The October Country is, yes, a state of mind / a place for spooks and scares and all that—but it is also more, and more interesting. It is, to my mind, the 'place' on the calendar that is the most liminal. Nothing feels more temporary than autumn, and inside of autumn nothing is more temporary than October, when the mood can shift (sometimes irrevocably!) in the space of a mere day. You don't really get that in winter, spring, or summer -- there is more of a stretching out, or settling in. Nothing's ever quite the same as it was a moment before, in the October Country, and that is worth celebrating.

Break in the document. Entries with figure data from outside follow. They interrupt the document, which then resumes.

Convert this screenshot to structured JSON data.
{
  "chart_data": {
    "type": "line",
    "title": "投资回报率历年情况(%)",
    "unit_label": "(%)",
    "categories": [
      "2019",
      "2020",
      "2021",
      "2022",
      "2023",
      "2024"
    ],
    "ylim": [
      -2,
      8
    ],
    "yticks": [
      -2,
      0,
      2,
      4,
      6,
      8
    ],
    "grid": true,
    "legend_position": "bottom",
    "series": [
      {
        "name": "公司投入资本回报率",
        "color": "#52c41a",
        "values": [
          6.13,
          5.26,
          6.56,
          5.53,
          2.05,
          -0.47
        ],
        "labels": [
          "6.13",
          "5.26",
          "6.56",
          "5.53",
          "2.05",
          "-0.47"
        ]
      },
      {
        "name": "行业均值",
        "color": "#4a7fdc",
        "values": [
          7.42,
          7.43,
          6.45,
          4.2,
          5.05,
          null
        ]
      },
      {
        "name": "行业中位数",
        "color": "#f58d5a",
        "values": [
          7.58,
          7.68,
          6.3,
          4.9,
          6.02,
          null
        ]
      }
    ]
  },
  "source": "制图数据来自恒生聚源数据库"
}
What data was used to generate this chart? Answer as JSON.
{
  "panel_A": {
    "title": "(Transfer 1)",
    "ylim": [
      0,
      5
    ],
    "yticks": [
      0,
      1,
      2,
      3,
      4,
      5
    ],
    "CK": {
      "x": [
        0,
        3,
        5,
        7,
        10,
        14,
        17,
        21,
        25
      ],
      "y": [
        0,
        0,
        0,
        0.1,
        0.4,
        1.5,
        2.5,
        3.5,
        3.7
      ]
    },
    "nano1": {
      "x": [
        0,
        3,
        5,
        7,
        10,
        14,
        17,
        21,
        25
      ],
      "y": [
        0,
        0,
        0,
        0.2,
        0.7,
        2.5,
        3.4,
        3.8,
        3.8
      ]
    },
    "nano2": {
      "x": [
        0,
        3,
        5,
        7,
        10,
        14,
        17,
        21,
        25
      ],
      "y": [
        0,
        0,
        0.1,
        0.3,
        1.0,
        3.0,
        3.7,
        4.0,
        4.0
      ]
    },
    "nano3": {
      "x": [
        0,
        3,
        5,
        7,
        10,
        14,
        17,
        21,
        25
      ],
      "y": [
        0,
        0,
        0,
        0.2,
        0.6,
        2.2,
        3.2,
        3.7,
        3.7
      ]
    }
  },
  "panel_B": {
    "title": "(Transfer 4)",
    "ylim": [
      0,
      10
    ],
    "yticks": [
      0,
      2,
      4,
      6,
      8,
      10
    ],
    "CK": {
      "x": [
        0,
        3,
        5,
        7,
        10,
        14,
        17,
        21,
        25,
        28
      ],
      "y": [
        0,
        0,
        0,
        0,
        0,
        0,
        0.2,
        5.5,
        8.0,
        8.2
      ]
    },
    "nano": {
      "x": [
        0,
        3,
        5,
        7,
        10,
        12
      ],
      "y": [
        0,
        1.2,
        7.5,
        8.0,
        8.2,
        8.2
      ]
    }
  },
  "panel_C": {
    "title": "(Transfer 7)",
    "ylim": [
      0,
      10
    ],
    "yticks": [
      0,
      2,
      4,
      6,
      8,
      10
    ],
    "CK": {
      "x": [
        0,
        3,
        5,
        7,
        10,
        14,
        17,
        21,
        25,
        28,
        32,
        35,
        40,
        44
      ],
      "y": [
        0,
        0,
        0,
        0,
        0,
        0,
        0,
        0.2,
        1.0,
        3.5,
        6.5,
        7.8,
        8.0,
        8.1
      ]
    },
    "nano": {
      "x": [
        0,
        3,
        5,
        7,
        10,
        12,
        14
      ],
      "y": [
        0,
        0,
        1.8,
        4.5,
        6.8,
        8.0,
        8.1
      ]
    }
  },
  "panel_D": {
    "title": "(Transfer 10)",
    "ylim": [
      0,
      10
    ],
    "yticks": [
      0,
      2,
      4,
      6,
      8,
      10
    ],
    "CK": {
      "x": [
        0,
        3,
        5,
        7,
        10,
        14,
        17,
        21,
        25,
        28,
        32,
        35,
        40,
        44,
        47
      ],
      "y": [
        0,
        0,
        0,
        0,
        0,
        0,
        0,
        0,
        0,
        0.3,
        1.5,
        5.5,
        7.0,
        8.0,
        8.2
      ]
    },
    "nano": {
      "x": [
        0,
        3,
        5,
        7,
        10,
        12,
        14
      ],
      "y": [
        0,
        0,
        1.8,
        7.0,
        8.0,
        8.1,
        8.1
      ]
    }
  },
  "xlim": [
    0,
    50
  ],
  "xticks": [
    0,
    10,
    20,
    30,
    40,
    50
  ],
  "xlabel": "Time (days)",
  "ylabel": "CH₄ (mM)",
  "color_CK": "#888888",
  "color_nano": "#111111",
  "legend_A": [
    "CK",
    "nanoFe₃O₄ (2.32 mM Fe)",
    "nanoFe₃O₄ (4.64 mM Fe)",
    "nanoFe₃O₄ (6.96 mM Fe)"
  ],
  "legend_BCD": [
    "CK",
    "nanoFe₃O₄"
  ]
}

Also, I just love reading spooky/spooky-adjacent books, and I take it many of you do as well. I hope your TBR stacks have something a little chilling on them for the weeks to come, and I'd certainly love to know about it if so.
BUSINESS
The Lit Hub Podcast is rolling along! We launched a few weeks ago and this little labor of love is, I hope, going to run forever. Hosted by me, editorially driven by me and Jonny Diamond and Calvin Kasulke, highlighting the incredible work coming out of all aspects of Literary Hub… it’s a strange beast that we’re figuring out how to make as we make it, but I hope you’ll listen and leave a review and all that good business.

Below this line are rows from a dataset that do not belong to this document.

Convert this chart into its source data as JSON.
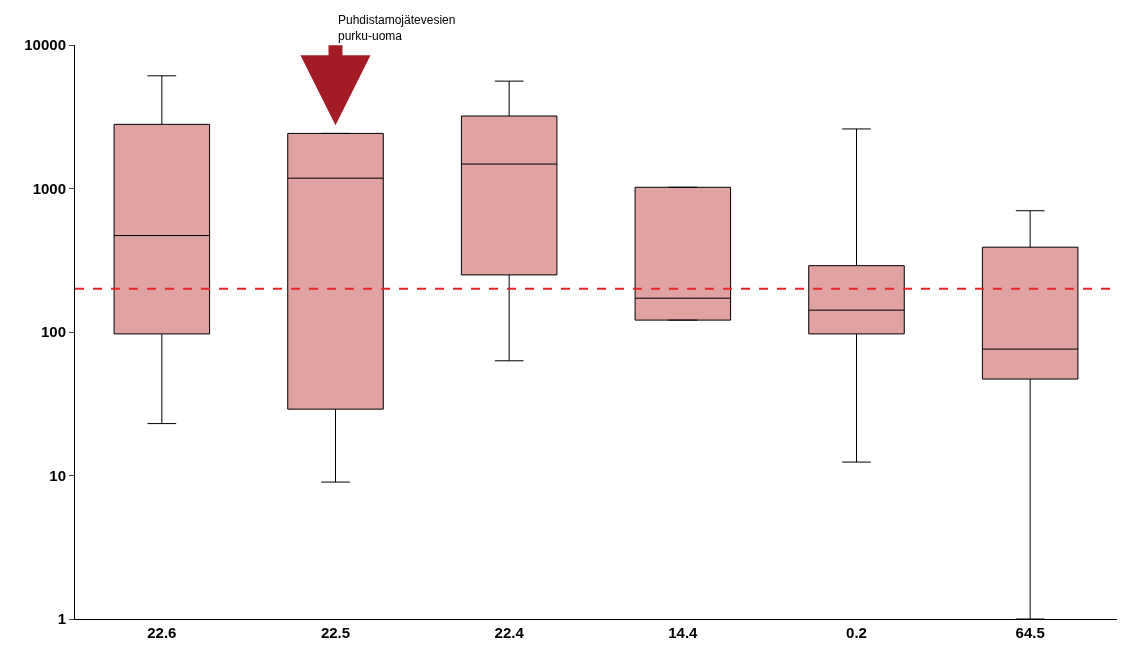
{
  "chart_data": {
    "type": "box",
    "categories": [
      "22.6",
      "22.5",
      "22.4",
      "14.4",
      "0.2",
      "64.5"
    ],
    "boxes": [
      {
        "low": 23,
        "q1": 97,
        "median": 470,
        "q3": 2800,
        "high": 6100
      },
      {
        "low": 9,
        "q1": 29,
        "median": 1180,
        "q3": 2420,
        "high": 2420
      },
      {
        "low": 63,
        "q1": 250,
        "median": 1480,
        "q3": 3200,
        "high": 5600
      },
      {
        "low": 121,
        "q1": 121,
        "median": 172,
        "q3": 1020,
        "high": 1020
      },
      {
        "low": 12.4,
        "q1": 97,
        "median": 142,
        "q3": 290,
        "high": 2600
      },
      {
        "low": 1,
        "q1": 47,
        "median": 76,
        "q3": 390,
        "high": 700
      }
    ],
    "color": "#e0a3a1",
    "log": true,
    "ylim": [
      1,
      10000
    ],
    "yticks": [
      1,
      10,
      100,
      1000,
      10000
    ],
    "legend": false,
    "ref_lines": [
      {
        "axis": "y",
        "value": 200,
        "color": "#e8262a",
        "line_style": "dashed"
      }
    ],
    "annotations": [
      "Puhdistamojätevesien\npurku-uoma"
    ]
  }
}
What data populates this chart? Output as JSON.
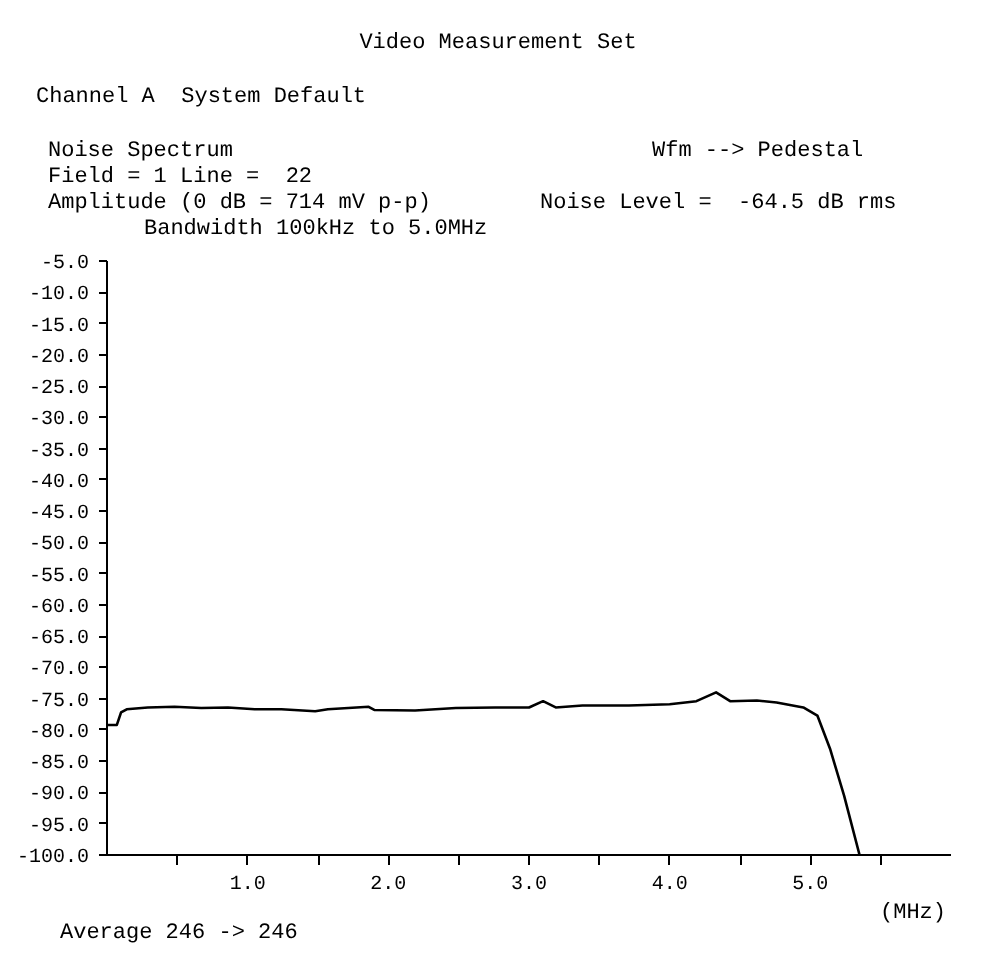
{
  "chart_data": {
    "type": "line",
    "title": "Video Measurement Set",
    "xlabel": "(MHz)",
    "annotations": [
      "Channel A  System Default",
      "Noise Spectrum",
      "Wfm --> Pedestal",
      "Field = 1 Line =  22",
      "Amplitude (0 dB = 714 mV p-p)",
      "Noise Level =  -64.5 dB rms",
      "Bandwidth 100kHz to 5.0MHz",
      "Average 246 -> 246"
    ],
    "x": [
      0,
      0.07,
      0.1,
      0.14,
      0.29,
      0.48,
      0.67,
      0.86,
      1.05,
      1.24,
      1.48,
      1.57,
      1.86,
      1.9,
      2.19,
      2.48,
      2.76,
      3.0,
      3.1,
      3.19,
      3.38,
      3.71,
      4.0,
      4.19,
      4.33,
      4.43,
      4.62,
      4.76,
      4.95,
      5.05,
      5.14,
      5.24,
      5.35
    ],
    "series": [
      {
        "color": "#000000",
        "values": [
          -79.2,
          -79.2,
          -77.2,
          -76.7,
          -76.4,
          -76.3,
          -76.5,
          -76.4,
          -76.7,
          -76.7,
          -77.0,
          -76.7,
          -76.3,
          -76.8,
          -76.9,
          -76.5,
          -76.4,
          -76.4,
          -75.4,
          -76.4,
          -76.1,
          -76.1,
          -75.9,
          -75.4,
          -74.0,
          -75.4,
          -75.3,
          -75.6,
          -76.4,
          -77.7,
          -83.0,
          -90.5,
          -100.0
        ]
      }
    ],
    "xlim": [
      0,
      6.0
    ],
    "xticks": [
      {
        "value": 0.5,
        "label": null
      },
      {
        "value": 1,
        "label": "1.0"
      },
      {
        "value": 1.5,
        "label": null
      },
      {
        "value": 2,
        "label": "2.0"
      },
      {
        "value": 2.5,
        "label": null
      },
      {
        "value": 3,
        "label": "3.0"
      },
      {
        "value": 3.5,
        "label": null
      },
      {
        "value": 4,
        "label": "4.0"
      },
      {
        "value": 4.5,
        "label": null
      },
      {
        "value": 5,
        "label": "5.0"
      },
      {
        "value": 5.5,
        "label": null
      }
    ],
    "ylim": [
      -100,
      -5
    ],
    "yticks": [
      {
        "value": -5,
        "label": "-5.0"
      },
      {
        "value": -10,
        "label": "-10.0"
      },
      {
        "value": -15,
        "label": "-15.0"
      },
      {
        "value": -20,
        "label": "-20.0"
      },
      {
        "value": -25,
        "label": "-25.0"
      },
      {
        "value": -30,
        "label": "-30.0"
      },
      {
        "value": -35,
        "label": "-35.0"
      },
      {
        "value": -40,
        "label": "-40.0"
      },
      {
        "value": -45,
        "label": "-45.0"
      },
      {
        "value": -50,
        "label": "-50.0"
      },
      {
        "value": -55,
        "label": "-55.0"
      },
      {
        "value": -60,
        "label": "-60.0"
      },
      {
        "value": -65,
        "label": "-65.0"
      },
      {
        "value": -70,
        "label": "-70.0"
      },
      {
        "value": -75,
        "label": "-75.0"
      },
      {
        "value": -80,
        "label": "-80.0"
      },
      {
        "value": -85,
        "label": "-85.0"
      },
      {
        "value": -90,
        "label": "-90.0"
      },
      {
        "value": -95,
        "label": "-95.0"
      },
      {
        "value": -100,
        "label": "-100.0"
      }
    ],
    "grid": false,
    "marker": "none",
    "line_style": "solid"
  }
}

Two stories coming out soon-ish: one later this month, I think, with Club Chicxulub and one in the early new year in a very cool new magazine. Fingers crossed I land another one or two before the year’s end?

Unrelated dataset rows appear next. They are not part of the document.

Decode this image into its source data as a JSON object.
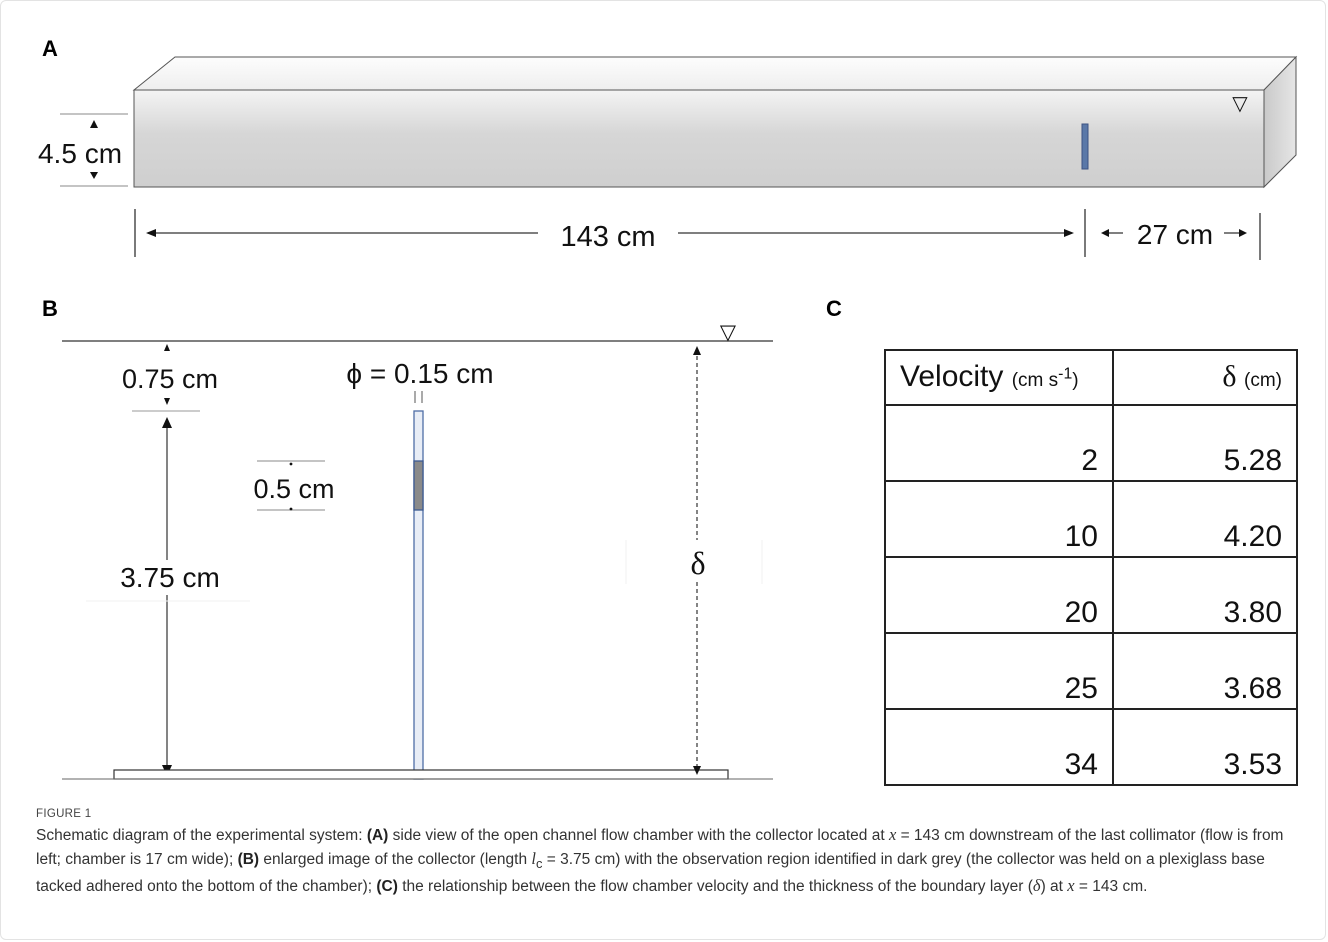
{
  "panels": {
    "a": {
      "letter": "A",
      "height_label": "4.5 cm",
      "length_label": "143 cm",
      "offset_label": "27 cm",
      "surface_symbol": "▽"
    },
    "b": {
      "letter": "B",
      "top_gap_label": "0.75 cm",
      "diameter_label": "ϕ = 0.15 cm",
      "window_label": "0.5 cm",
      "collector_label": "3.75 cm",
      "delta_symbol": "δ",
      "surface_symbol": "▽"
    },
    "c": {
      "letter": "C",
      "table": {
        "header_velocity": "Velocity",
        "header_velocity_unit": "(cm s",
        "header_velocity_exp": "-1",
        "header_velocity_close": ")",
        "header_delta": "δ",
        "header_delta_unit": "(cm)",
        "rows": [
          {
            "velocity": "2",
            "delta": "5.28"
          },
          {
            "velocity": "10",
            "delta": "4.20"
          },
          {
            "velocity": "20",
            "delta": "3.80"
          },
          {
            "velocity": "25",
            "delta": "3.68"
          },
          {
            "velocity": "34",
            "delta": "3.53"
          }
        ]
      }
    }
  },
  "caption": {
    "label": "FIGURE 1",
    "t1": "Schematic diagram of the experimental system: ",
    "b1": "(A)",
    "t2": " side view of the open channel flow chamber with the collector located at ",
    "x1": "x",
    "t3": " = 143 cm downstream of the last collimator (flow is from left; chamber is 17 cm wide); ",
    "b2": "(B)",
    "t4": " enlarged image of the collector (length ",
    "lc": "l",
    "lc_sub": "c",
    "t5": " = 3.75 cm) with the observation region identified in dark grey (the collector was held on a plexiglass base tacked adhered onto the bottom of the chamber); ",
    "b3": "(C)",
    "t6": " the relationship between the flow chamber velocity and the thickness of the boundary layer (",
    "delta": "δ",
    "t7": ") at ",
    "x2": "x",
    "t8": " = 143 cm."
  }
}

Voyage Into Genre also rolls on: we’ve got two more episodes to come this season, both spooky, both amazing. Plus, rumor has it we might be making an appearance at NYCC……
I know this is burying the lede a bit but… I got a new job. After three years at The Golden Notebook bookstore in Woodstock, I’m heading up the road to Kingston to step in as bookstore manager at Rough Draft Bar & Books. I’m of course a little sad to leave the cozy confines of TGN but so excited for the possibilities at Rough Draft—come see me, I’ll be in the store five days a week, we can get coffee, I’ll sell you a book or three!
Alright, well, as this year’s palate-setter implied, there’s lots going on and I feel a bit insane about it all… but so it is, in this time of human existence, I think. Try to take a deep breath and I’ll try to do the same. See you before year’s end, I’m sure.